Managing to shift some typically White held seats to those of diverse students, Neely helped usher in a more diverse student government that trickled down into making his greatest accomplishment as president a reality. While temporary and not lasting, Neely still felt like his work made a lasting impression.

While he acknowledges the things he managed to accomplish, one shortfall he states was the inability to help retain diverse students at Iowa State who experienced hardships in their experiences here.

“I think we have a lot of students that come to Iowa State and then sometimes don’t have the support they need psychologically, emotionally academically [or] financially to stay,” Neely said. “I would say some people are just like completely fed up with their experience and based upon the ways that our administration moves or their experiences that they have with students that don’t look like them and how they’re treated.”

Wishing he could have done more in that realm to help students stay and find their place at Iowa State, Neely could have worked endlessly, but never be able to fix the issues that these students faced.

“I think a lot of what happened, especially during the 2016 elections really exposed our culture and also I feel how people didn’t feel like they were protected,” Neely said.

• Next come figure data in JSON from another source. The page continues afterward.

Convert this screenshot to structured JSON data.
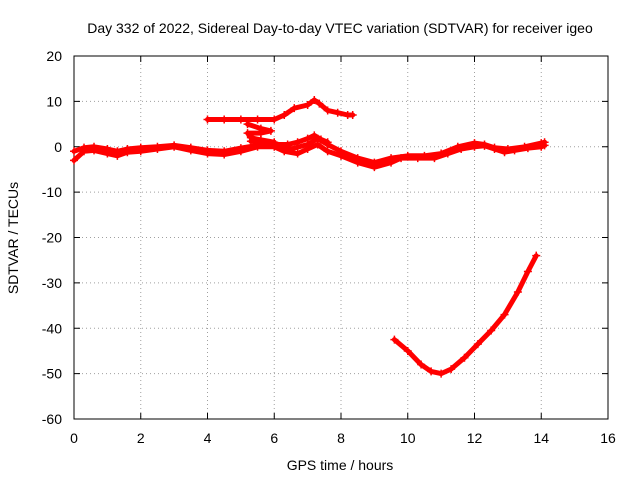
{
  "chart_data": {
    "type": "line",
    "title": "Day 332 of 2022, Sidereal Day-to-day VTEC variation (SDTVAR) for receiver igeo",
    "xlabel": "GPS time / hours",
    "ylabel": "SDTVAR / TECUs",
    "xlim": [
      0,
      16
    ],
    "ylim": [
      -60,
      20
    ],
    "xticks": [
      0,
      2,
      4,
      6,
      8,
      10,
      12,
      14,
      16
    ],
    "yticks": [
      -60,
      -50,
      -40,
      -30,
      -20,
      -10,
      0,
      10,
      20
    ],
    "xtick_labels": [
      "0",
      "2",
      "4",
      "6",
      "8",
      "10",
      "12",
      "14",
      "16"
    ],
    "ytick_labels": [
      "-60",
      "-50",
      "-40",
      "-30",
      "-20",
      "-10",
      "0",
      "10",
      "20"
    ],
    "grid": true,
    "series_color": "#ff0000",
    "series": [
      {
        "name": "main-band-a",
        "points": [
          [
            0,
            -3
          ],
          [
            0.3,
            -1
          ],
          [
            0.6,
            -0.8
          ],
          [
            1,
            -1.5
          ],
          [
            1.3,
            -2
          ],
          [
            1.6,
            -1.2
          ],
          [
            2,
            -1
          ],
          [
            2.5,
            -0.5
          ],
          [
            3,
            0
          ],
          [
            3.5,
            -0.8
          ],
          [
            4,
            -1.5
          ],
          [
            4.5,
            -1.7
          ],
          [
            5,
            -1
          ],
          [
            5.5,
            0
          ],
          [
            6,
            0
          ],
          [
            6.3,
            -1
          ],
          [
            6.7,
            -1.5
          ],
          [
            7,
            -0.5
          ],
          [
            7.3,
            0.5
          ],
          [
            7.6,
            -1
          ],
          [
            8,
            -2
          ],
          [
            8.5,
            -3.5
          ],
          [
            9,
            -4.5
          ],
          [
            9.5,
            -3.5
          ],
          [
            9.8,
            -2.5
          ],
          [
            10.3,
            -2.5
          ],
          [
            10.8,
            -2.5
          ],
          [
            11.2,
            -1.5
          ],
          [
            11.6,
            -0.5
          ],
          [
            12,
            0
          ],
          [
            12.3,
            0.2
          ],
          [
            12.6,
            -0.5
          ],
          [
            12.9,
            -1.2
          ],
          [
            13.2,
            -0.8
          ],
          [
            13.6,
            -0.3
          ],
          [
            14,
            0
          ],
          [
            14.1,
            0.3
          ]
        ]
      },
      {
        "name": "main-band-b",
        "points": [
          [
            0,
            -1
          ],
          [
            0.3,
            -0.2
          ],
          [
            0.6,
            0
          ],
          [
            1,
            -0.5
          ],
          [
            1.3,
            -1
          ],
          [
            1.6,
            -0.5
          ],
          [
            2,
            -0.2
          ],
          [
            2.5,
            0
          ],
          [
            3,
            0.3
          ],
          [
            3.5,
            -0.2
          ],
          [
            4,
            -0.8
          ],
          [
            4.5,
            -1
          ],
          [
            5,
            -0.3
          ],
          [
            5.5,
            0.3
          ],
          [
            6,
            0.5
          ],
          [
            6.5,
            -0.5
          ],
          [
            7,
            0.5
          ],
          [
            7.3,
            1.8
          ],
          [
            7.6,
            0.5
          ],
          [
            8,
            -1
          ],
          [
            8.5,
            -2.5
          ],
          [
            9,
            -3.5
          ],
          [
            9.5,
            -2.5
          ],
          [
            10,
            -2
          ],
          [
            10.5,
            -2
          ],
          [
            11,
            -1.5
          ],
          [
            11.5,
            0
          ],
          [
            12,
            0.8
          ],
          [
            12.3,
            0.5
          ],
          [
            12.6,
            -0.2
          ],
          [
            13,
            -0.5
          ],
          [
            13.5,
            0
          ],
          [
            14,
            0.8
          ],
          [
            14.1,
            1
          ]
        ]
      },
      {
        "name": "upper-arc",
        "points": [
          [
            4,
            6
          ],
          [
            4.5,
            6
          ],
          [
            5,
            6
          ],
          [
            5.5,
            6
          ],
          [
            6,
            6
          ],
          [
            6.3,
            7
          ],
          [
            6.6,
            8.5
          ],
          [
            7,
            9.2
          ],
          [
            7.2,
            10.3
          ],
          [
            7.35,
            9.5
          ],
          [
            7.6,
            8
          ],
          [
            7.9,
            7.5
          ],
          [
            8.2,
            7
          ],
          [
            8.35,
            7
          ]
        ]
      },
      {
        "name": "upper-loop",
        "points": [
          [
            5.2,
            5
          ],
          [
            5.6,
            4
          ],
          [
            5.9,
            3.5
          ],
          [
            5.6,
            3
          ],
          [
            5.2,
            3
          ],
          [
            5.3,
            2
          ],
          [
            5.6,
            1.5
          ],
          [
            6,
            1
          ]
        ]
      },
      {
        "name": "upper-drop",
        "points": [
          [
            5.3,
            1.2
          ],
          [
            5.7,
            1
          ],
          [
            6,
            0.5
          ],
          [
            6.4,
            0.5
          ],
          [
            6.7,
            1
          ],
          [
            7,
            1.8
          ],
          [
            7.2,
            2.5
          ],
          [
            7.4,
            1.6
          ],
          [
            7.6,
            1
          ]
        ]
      },
      {
        "name": "lower-arc",
        "points": [
          [
            9.6,
            -42.5
          ],
          [
            10,
            -45
          ],
          [
            10.4,
            -48
          ],
          [
            10.7,
            -49.5
          ],
          [
            11,
            -50
          ],
          [
            11.3,
            -49
          ],
          [
            11.7,
            -46.5
          ],
          [
            12.1,
            -43.5
          ],
          [
            12.5,
            -40.5
          ],
          [
            12.9,
            -37
          ],
          [
            13.3,
            -32
          ],
          [
            13.6,
            -27.5
          ],
          [
            13.85,
            -24
          ]
        ]
      }
    ]
  }
}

Despite shortcomings, nothing has ever stopped Neely from moving forward. After receiving his B.S. at Iowa State, he went on to attend graduate school at Syracuse University studying media before coming back to Iowa State to transition into the Greenlee’s Journalism and Mass Communications studies M.A. program, with his focus on #BlackBoyJoy in “how it reshapes Black masculinity and manhood within media and sociality.”

Not stopping there, Neely remains busy with his work as a project coordinator at Flynn Wright, serves on the DSM USA Equity Task Force with city councilperson Renee Hardman to work on action plans made to better the community and the Future Forward committee and the director at the Supply Hive.

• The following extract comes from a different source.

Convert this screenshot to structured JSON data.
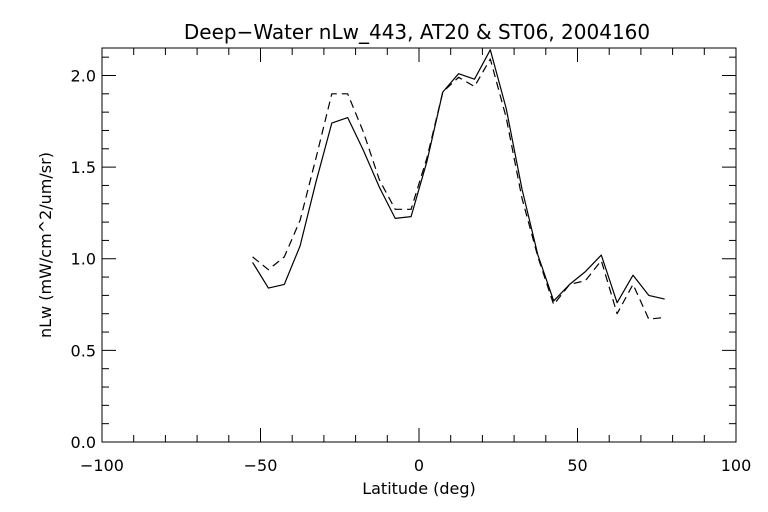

While doing a lot for others, Neely still takes time for himself, currently being engaged and working on some entrepreneurial media ventures himself, Neely claims he’s in a transitional phase in his journey.

“We talk about like just the endpoint of that like evolution stage and the different whirlwinds that we can go through throughout that transition,” Neely said. “I think I’m beginning to understand the lessons I’ve learned in the past and highly could possibly lead me into this next chapter. When it comes to leadership, when it comes to networking, when it comes to relationship building, when it comes to understanding my purpose, understanding my role and life in general.”

Life goes on and Neely does not plan to slow down. As he continues to venture out into the world and transitions into new roles, who knows where he may end up? One thing for certain is that Julian Neely is a man that is about serving those who need it most.